Magnus cogió el arrugado papel que le tendía.

—¿Una invitación a cenar? —preguntó sorprendido.

—Meliorn, de los seres mágicos, desea que todos los subterráneos del Consejo se reúnan para cenar la noche antes del Gran Consejo —explicó Catarina—. Una especie de gesto de paz y buena voluntad, o quizá quiere fastidiar a todos con adivinanzas. De una forma u otra será interesante.

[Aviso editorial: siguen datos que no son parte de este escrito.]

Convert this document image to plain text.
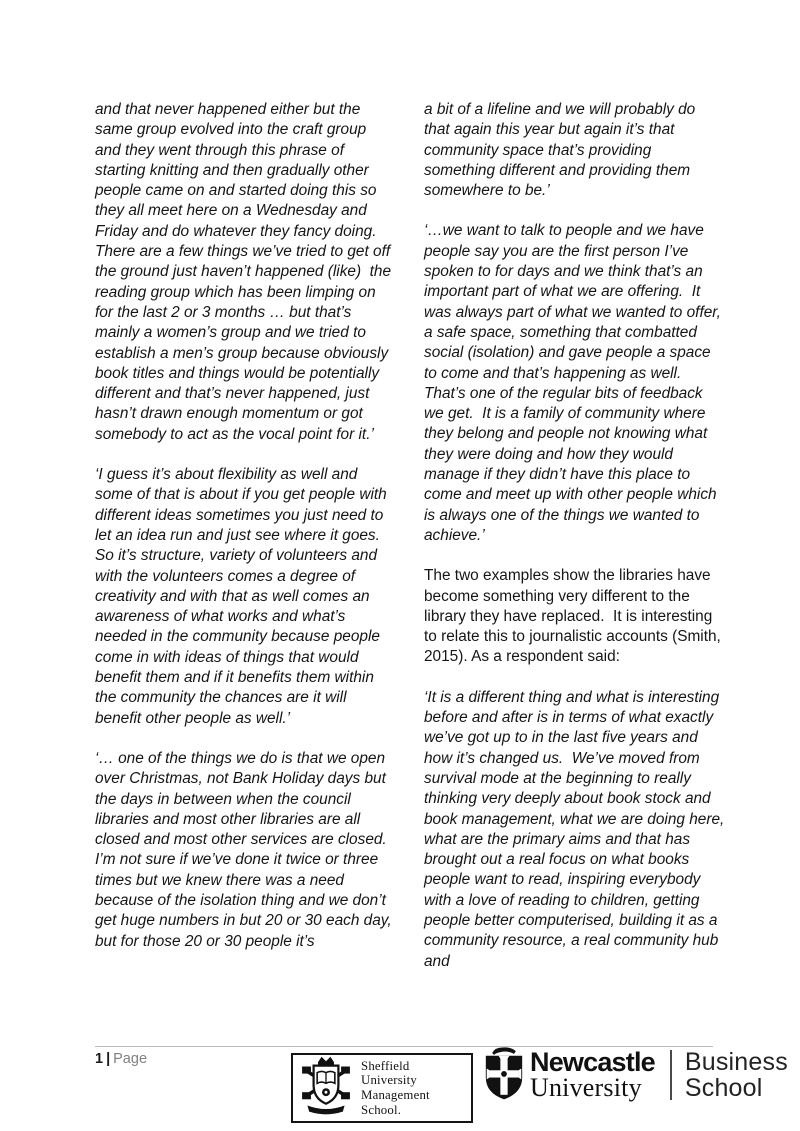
and that never happened either but the same group evolved into the craft group and they went through this phrase of starting knitting and then gradually other people came on and started doing this so they all meet here on a Wednesday and Friday and do whatever they fancy doing.  There are a few things we’ve tried to get off the ground just haven’t happened (like)  the reading group which has been limping on for the last 2 or 3 months … but that’s mainly a women’s group and we tried to establish a men’s group because obviously book titles and things would be potentially different and that’s never happened, just hasn’t drawn enough momentum or got somebody to act as the vocal point for it.’

‘I guess it’s about flexibility as well and some of that is about if you get people with different ideas sometimes you just need to let an idea run and just see where it goes.  So it’s structure, variety of volunteers and with the volunteers comes a degree of creativity and with that as well comes an awareness of what works and what’s needed in the community because people come in with ideas of things that would benefit them and if it benefits them within the community the chances are it will benefit other people as well.’

‘… one of the things we do is that we open over Christmas, not Bank Holiday days but the days in between when the council libraries and most other libraries are all closed and most other services are closed. I’m not sure if we’ve done it twice or three times but we knew there was a need because of the isolation thing and we don’t get huge numbers in but 20 or 30 each day, but for those 20 or 30 people it’s

a bit of a lifeline and we will probably do that again this year but again it’s that community space that’s providing something different and providing them somewhere to be.’

‘…we want to talk to people and we have people say you are the first person I’ve spoken to for days and we think that’s an important part of what we are offering.  It was always part of what we wanted to offer, a safe space, something that combatted social (isolation) and gave people a space to come and that’s happening as well.  That’s one of the regular bits of feedback we get.  It is a family of community where they belong and people not knowing what they were doing and how they would manage if they didn’t have this place to come and meet up with other people which is always one of the things we wanted to achieve.’

The two examples show the libraries have become something very different to the library they have replaced.  It is interesting to relate this to journalistic accounts (Smith, 2015). As a respondent said:

‘It is a different thing and what is interesting before and after is in terms of what exactly we’ve got up to in the last five years and how it’s changed us.  We’ve moved from survival mode at the beginning to really thinking very deeply about book stock and book management, what we are doing here, what are the primary aims and that has brought out a real focus on what books people want to read, inspiring everybody with a love of reading to children, getting people better computerised, building it as a community resource, a real community hub and

1 | Page	Sheffield
University
Management
School.
Newcastle
University
Business
School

—Comida de hadas —dijo Magnus con pesar—. Odio la comida de las hadas. Quiero decir, incluso la que no te hace quedarte bailando durante un siglo entero. Todas esas verduras y esos escarabajos crudos…

Se calló de golpe. Al otro lado de la sala, Bat hablaba por el móvil. Con la otra mano se aferraba a la barra.

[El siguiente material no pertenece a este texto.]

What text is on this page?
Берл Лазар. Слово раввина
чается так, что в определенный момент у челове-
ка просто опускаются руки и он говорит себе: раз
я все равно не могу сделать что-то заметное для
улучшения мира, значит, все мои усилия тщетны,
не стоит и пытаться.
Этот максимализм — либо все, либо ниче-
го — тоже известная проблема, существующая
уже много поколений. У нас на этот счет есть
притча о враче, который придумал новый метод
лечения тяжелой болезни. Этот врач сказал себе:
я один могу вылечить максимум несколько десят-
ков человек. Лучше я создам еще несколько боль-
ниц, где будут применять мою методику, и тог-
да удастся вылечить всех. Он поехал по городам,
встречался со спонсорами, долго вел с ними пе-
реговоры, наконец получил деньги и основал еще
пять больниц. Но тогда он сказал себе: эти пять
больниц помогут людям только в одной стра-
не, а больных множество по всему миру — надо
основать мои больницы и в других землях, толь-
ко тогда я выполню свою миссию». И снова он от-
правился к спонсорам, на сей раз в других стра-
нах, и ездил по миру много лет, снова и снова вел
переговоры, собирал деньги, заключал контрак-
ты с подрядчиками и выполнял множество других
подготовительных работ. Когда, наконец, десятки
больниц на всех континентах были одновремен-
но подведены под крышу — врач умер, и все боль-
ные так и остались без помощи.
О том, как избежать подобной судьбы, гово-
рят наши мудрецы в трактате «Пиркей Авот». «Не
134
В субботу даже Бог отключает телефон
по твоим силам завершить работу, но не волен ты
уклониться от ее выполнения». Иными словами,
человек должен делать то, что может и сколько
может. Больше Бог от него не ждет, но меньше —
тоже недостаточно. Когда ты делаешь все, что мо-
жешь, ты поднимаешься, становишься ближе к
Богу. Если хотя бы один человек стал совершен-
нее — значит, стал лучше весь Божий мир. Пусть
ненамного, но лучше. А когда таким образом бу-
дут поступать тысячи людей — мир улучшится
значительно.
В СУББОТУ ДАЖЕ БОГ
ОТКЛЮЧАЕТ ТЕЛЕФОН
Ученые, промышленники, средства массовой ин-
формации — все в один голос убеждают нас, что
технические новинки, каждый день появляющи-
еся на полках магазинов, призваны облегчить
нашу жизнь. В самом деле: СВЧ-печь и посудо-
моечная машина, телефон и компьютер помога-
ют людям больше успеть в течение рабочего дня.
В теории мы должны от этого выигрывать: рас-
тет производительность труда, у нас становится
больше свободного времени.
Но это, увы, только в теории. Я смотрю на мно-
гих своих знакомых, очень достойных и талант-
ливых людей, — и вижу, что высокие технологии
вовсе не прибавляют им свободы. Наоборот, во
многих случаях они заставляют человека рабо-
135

—Pasa algo malo —anunció Magnus—. Algo relacionado con la manada.

Catarina dejó el vaso sobre la mesa. Conocía muy bien a Magnus y sabía cuándo era probable que tuviera razón. Miró también a Bat, que había cerrado el móvil de golpe. Se había quedado tan blanco que la cicatriz de la mejilla destacaba en su rostro. Se inclinó para decirle algo a Sneaky Pete al otro lado de la barra, luego se llevó dos dedos a la boca y silbó.

Sonó como el silbato de una locomotora de vapor, y se elevó por encima de los murmullos del bar. En un momento, todos los licántropos estaban en pie acercándose a Bat. Magnus también se levantó, aunque Catarina lo agarró de la manga…

—No…

—No me pasará nada. —Se soltó y se abrió paso entre la gente en dirección a Bat. El resto de la manada se hallaba formando un semicírculo ante él. Se tensaron, desconfiados, al ver a un brujo entre ellos tratando de acercarse a su jefe. Una mujer loba rubia se puso delante de Magnus para cerrarle el paso, pero Bat alzó la mano.

—No pasa nada, Amabel —dijo. Su voz no era amistosa, pero sí correcta—. Magnus Bane, ¿me equivoco? ¿Brujo supremo de Brooklyn? Maia Roberts dice que puedo confiar en ti.

—Puedes.

—Bien, pero la manada tiene asuntos urgentes. ¿Qué quieres?

—Has recibido una llamada. —Magnus hizo un gesto hacia el móvil de Bat—. ¿Era Luke? ¿Ha pasado algo en Alacante?

Bat negó con la cabeza. Su expresión resultaba inescrutable.

—Entonces ¿otro ataque a un Instituto? —preguntó Magnus.

Estaba acostumbrado a ser el que tenía las respuestas, y odiaba no saber algo. Y aunque el Instituto de Nueva York estuviera vacío, no quería decir que otros Institutos estuvieran desprotegidos, que no pudiera haber habido una batalla, una en la que Alec podría haber decidido involucrarse…

—No en un Instituto —contestó Bat—. Me ha llamado Maia. El cuartel general del Praetor Lupus ha ardido hasta los cimientos. Al menos hay cien licántropos muertos, incluido Praetor Scott y Jordan Kyle. Sebastian Morgenstern nos ha metido en su lucha.